Le lucertole non si agitavano più, forse erano morte. I tuoi amici appiccarono il fuoco a “quell’esperimento superiore”.

Cristo era morto sulla Croce. Tradito, inchiodato ed infilzato.

Gli eretici e le streghe sono morti, nelle tenebre dei secoli, ardendo dentro ai roghi dei “Savi”.

I bambini, oggi, sotto le esplosioni di Sarajevo sono diventati cenere.

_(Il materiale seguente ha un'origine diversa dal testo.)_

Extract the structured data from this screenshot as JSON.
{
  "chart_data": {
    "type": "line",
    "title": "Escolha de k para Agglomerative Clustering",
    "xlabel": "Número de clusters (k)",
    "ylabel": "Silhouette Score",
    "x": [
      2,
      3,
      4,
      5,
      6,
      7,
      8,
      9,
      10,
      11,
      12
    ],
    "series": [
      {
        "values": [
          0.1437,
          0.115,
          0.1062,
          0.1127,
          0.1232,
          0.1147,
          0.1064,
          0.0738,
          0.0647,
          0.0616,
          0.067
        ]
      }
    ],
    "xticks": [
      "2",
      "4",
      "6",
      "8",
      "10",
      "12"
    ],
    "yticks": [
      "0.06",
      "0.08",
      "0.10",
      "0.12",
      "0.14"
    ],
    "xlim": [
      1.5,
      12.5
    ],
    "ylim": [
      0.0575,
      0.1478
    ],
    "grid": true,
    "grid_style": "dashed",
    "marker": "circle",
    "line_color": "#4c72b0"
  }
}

Non hai più tirato sassi alle lucertole, ma “l’esperimento superiore”, camuffato, continua a ripetersi ogni giorno. Impari a riconoscerlo?

Domenica.

E’ Pasqua. Cristo risorgerà, tra poco, liberando dal senso di colpa il cuore dei traditori.

Il sole è intenso.

Sotto a questo sole l’indifferenza regna Sovrana, in un equilibrio esistenziale che nutre e si nutre dell’energia del torbido, del pettegolezzo sussurrato, dentro la cornice della nostra società matriarcale che tramanda il mestiere del “tagliare e cucire” delle parole ed il “ricamare” con il filo del si dice.

Crocifissioni d’innocenti eseguite.

E’ la vita di un popolo che ha paura ad ergersi dinanzi alla necessità del sommo bene comune.

Trincee di labili certezze contornano la gente che nell’oblio dimentica persino che pisciare può dare piacere.

Saluti. Abbracci. Baci. Auguri. Volo di colombe. E’ U n’cuontru ad Ispica, come è A Pace a Comiso, la Maronna Vasa Vasa a Modica, U Joia a Scicli, con intorno alle colombe, liberate “alla mezza”, tanti fuochi che esplodono.

Applausi ed auguri. Auguri.

© Saro Fronte

Anno 2003 – Il Racconto fu pubblicato dal periodico ispicese L’IMMAGINARIO nel giorno di Pasqua.

Oggi, 10 marzo 2020 Dedico questo racconto ad Angelo e Giovanna, miei splendidi Genitori (Ai nostri occhi che hanno saputo sempre parlarsi.).